(not) enjoying the news


In the days immediately following the crushing election results, I knew I needed to make changes in my life. One easy action that I took was to subscribe to a real newspaper. While I’d had an online subscription to the New York Times at some point ages ago, for the last few years I’d relied on getting most of my news through Facebook and other social media. I have a lot of conscientious friends who post a lot of interesting articles, and I had the general attitude that if the news is major enough, I’d hear about it. By and large, I did learn about a lot of events this way, and on occasion I sought out more in-depth news. In the post election fall-out, among the many, many articles I read analyzing how the election had produced results that I hadn’t been able to fathom, I read about  how fake news was thriving and had played a role in spreading lies and misinformation. In fact, fake click-baity news about the election seems to have been more widely shared than actual new articles from reputable news sources.

I knew that I needed to make a stand. It wasn’t that I had realized that the news I’d been reading was fake, as I hadn’t seen the popular fake news headlines. It was more that I suddenly understood that in this world where sensationalism sells, real journalism was getting shockingly ignored. Dangerously ignored. With the coming change in administration coming, with all the disturbing hints of propaganda and revisionist history, more than ever we need real journalism to document, to investigate and to help us guard our freedoms. I had been expecting to receive something valuable without actually paying for it. Real journalists do real work, and deserve to be paid. Real news outlets need to be supported. I wanted to do my part to support this valuable industry.
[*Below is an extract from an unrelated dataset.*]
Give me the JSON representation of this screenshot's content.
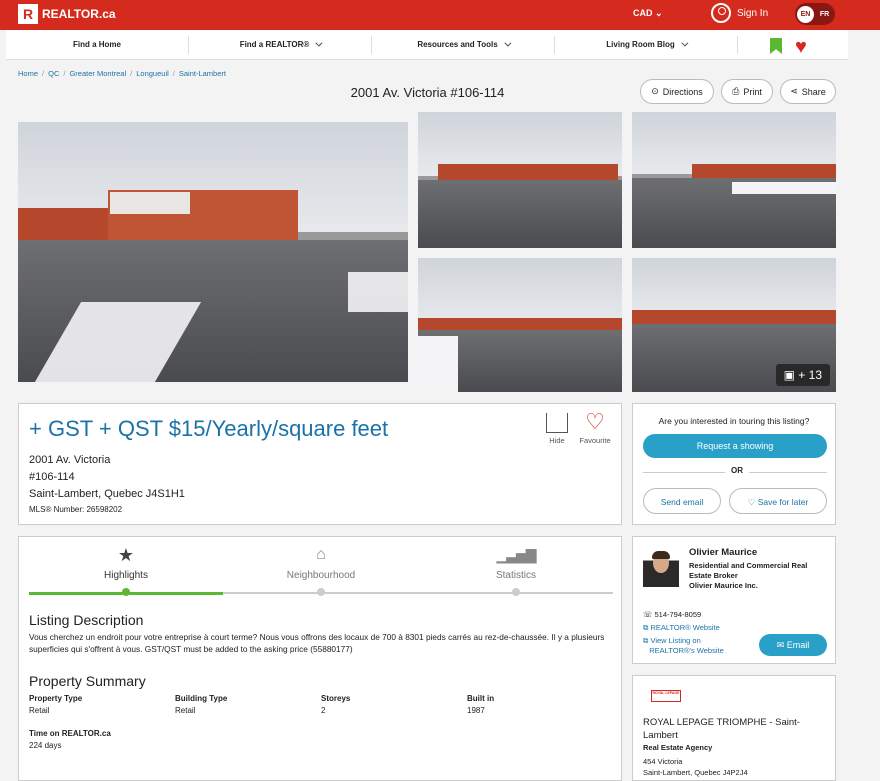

I decided to subscribe to the New York Times, in large part because of the scorn directed at them by the president elect, and also because I have enjoyed many articles, editorials and stories that they have published over the years. (I may also add in the Washington Post and the Boston Globe, two other periodicals from which thought-provoking articles are regularly brought to my attention.) I also decided to make the big step of getting a physical paper delivered, and not just getting the digital subscription. I did this for several reasons. For a start, getting the daily newspaper is a daily reminder that the world is moving quickly, and that important events continue to happen, even when I am too busy to read about them. I also thought that having the newspaper be a visible part of our daily lives would help the kids become more aware of the news, and learn the importance of following the news.

The big reason for me in getting a physical papers, though, was that I was reminded that I digest the news very differently in a newspaper than when I read online. Online, I will tend to only pick a few articles to read, those that most closely align with my worldview or my immediate concerns. When I have a physical newspaper in front of me, though, I get much more breadth. I flip through the pages, and read the headlines. I skim articles more quickly. And remarkably, I find myself reading more about topics that I didn’t know I would be interested in. I find myself learning more about my world, and not just my little corner of the world. While many busy days go by when I barely do more than glance at the day’s headlines, other days will find me flipping through the pages and connecting with the stories. In so doing, I feel more connected with the world.

In any case, I paid for my subscription, and within a couple of days, the newspaper started appearing on our driveway early in the morning. I looked through the paper, and gritted my teeth at so many of the stories. I read about the devastation in Syria and the plight of people in the US whose immigration status is uncertain. I read about communities torn apart by opioid addiction and about fatal plane crashes. And I read story after story about the cabinet picks of the new administration, and the many red flags that those coming into power want nothing less than to dismantle the social progress that I have celebrated these last 8 years under Obama.

On the first or second day of new delivery service, we got a call from a number with the New York Times showing on caller ID. I answered the phone to an automated message asking me to confirm that we had received our paper. When I pressed the key to indicate that we had received our paper, the automated reply cheerfully came back: “We are glad you are enjoying the news.”

“NO!” I shouted into the receiver. “I DIDN’T SAY I WAS ENJOYING THE NEWS!!!”

While I have welcomed getting the news delivered, I have emphatically not been enjoying the news.

I am, however, feeling deep appreciation and respect for the journalists and the many others whose work makes the news available.

This essay is my second entry in #52essays2017, a project to write and post an essay each week this year. To read more about the project, visit Vanessa Martir’s Blog.

2 thoughts on “(not) enjoying the news

  1. Hi Alejna —

    I totally hear you with regards to one reading a newspaper differently online versus in physical form. I must admit to not having regularly read a physical newspaper for more than a year now but I still regularly buy and read physical copies of Time magazine. I also try to “balance” my reading by having my news sources be from a variety of countries (so in addition to my copies of Time, I usually also read the websites of The Guardian of Britain and also Hong Kong’s South China Morning Post along with Hong Kong Economic Journal and Hong Kong Free Press).

    I recognize that it’s quite the time commitment, etc. But I rather be informed than ignorant — or worse, be made biased without realizing it — you know?

  2. There’s not much enjoyable news these days. We don’t currently get any papers, but you make great points here in favor of subscribing.